O Brasil registrou perda líquida de 40.864 vagas formais de emprego em janeiro, segundo o Cadastro Geral de Empregados e Desempregados (Caged) divulgado pelo Ministério do Trabalho nesta sexta (03). Pelo 22º mês seguido, mais pessoas foram demitidas do que contratadas com carteira assinada. O número leva em conta a diferença entre admissões e demissões. Apesar de negativo, o resultado foi o melhor para o mês de janeiro desde 2014, quando foram criadas 29.595 vagas de trabalho.

Nos 12 meses encerrados em janeiro, o país acumula o fechamento de 1,28 milhão de postos formais de trabalho. Em 2016, o país extinguiu 1,32 milhão de vagas com carteira assinada, com pequena melhora em relação a 2015, quando 1,54 milhão de empregos haviam sido extintos.

Comércio lidera demissões

Na divisão por setores da economia, o comércio foi o que mais demitiu em janeiro, com 60.075 vagas encerradas. Na sequência, os setores de serviços, com 9.525 postos extintos, e a construção civil, com 775 empregos a menos. A indústria extrativa mineral fechou 59 vagas em janeiro.

Os números, no entanto, apontam sinais de recuperação do emprego em outros setores. A indústria de transformação, que vinha demitindo nos últimos anos, abriu 17.501 vagas em janeiro. A agricultura gerou 10.663 postos de trabalho. Na administração pública, as contratações superaram as demissões em 671 empregos.

Nordeste

Na comparação por regiões, o Nordeste liderou as demissões, com extinção de 40.803 postos de trabalho em janeiro. Em seguida, vêm as regiões Sudeste (-30.388 vagas) e Norte (-6.835). O Sul liderou a criação de empregos, com 24.391 vagas abertas, seguido pelo Centro-Oeste, com 12.771 novos postos formais.

De acordo com o Caged, nove estados fecharam janeiro com criação de empregos. O destaque foi Santa Catarina, com aumento de 11.284 vagas formais, principalmente nos setores de indústria da transformação, serviços e construção civil.

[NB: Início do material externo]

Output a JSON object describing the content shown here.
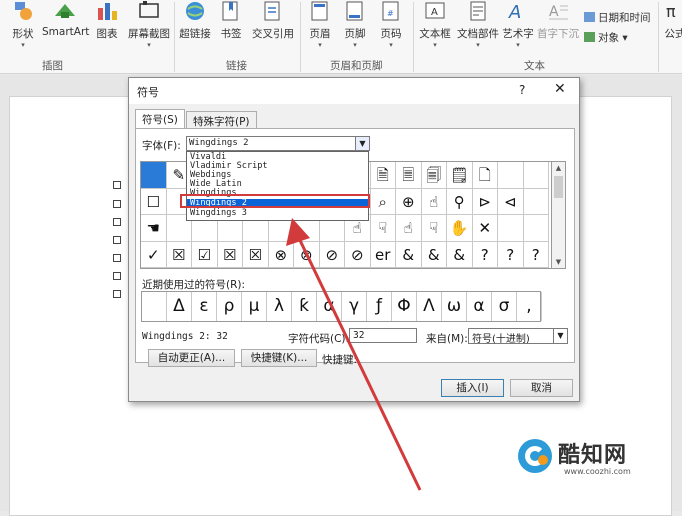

Em seguida, Mato Grosso, com acréscimo de 10.010 vagas, que se concentraram na agropecuária e nos serviços. Os estados que mais fecharam postos formais de trabalho foram o Rio de Janeiro (-26.472) e Pernambuco (-13.910).

No primeiro mês do ano, as demissões superaram a criação de vagas principalmente no comércio (-60.075 postos) e no setor de serviços (-9.525 postos). Em contrapartida, houve criação líquida de postos especialmente na indústria de transformação (+17.501 vagas) e na agropecuária (+10.663).

No ano passado, o Brasil fechou 1,32 milhão de postos de trabalho, sob os efeitos da forte recessão econômica, e registrou o segundo pior resultado da série histórica iniciada em 1992.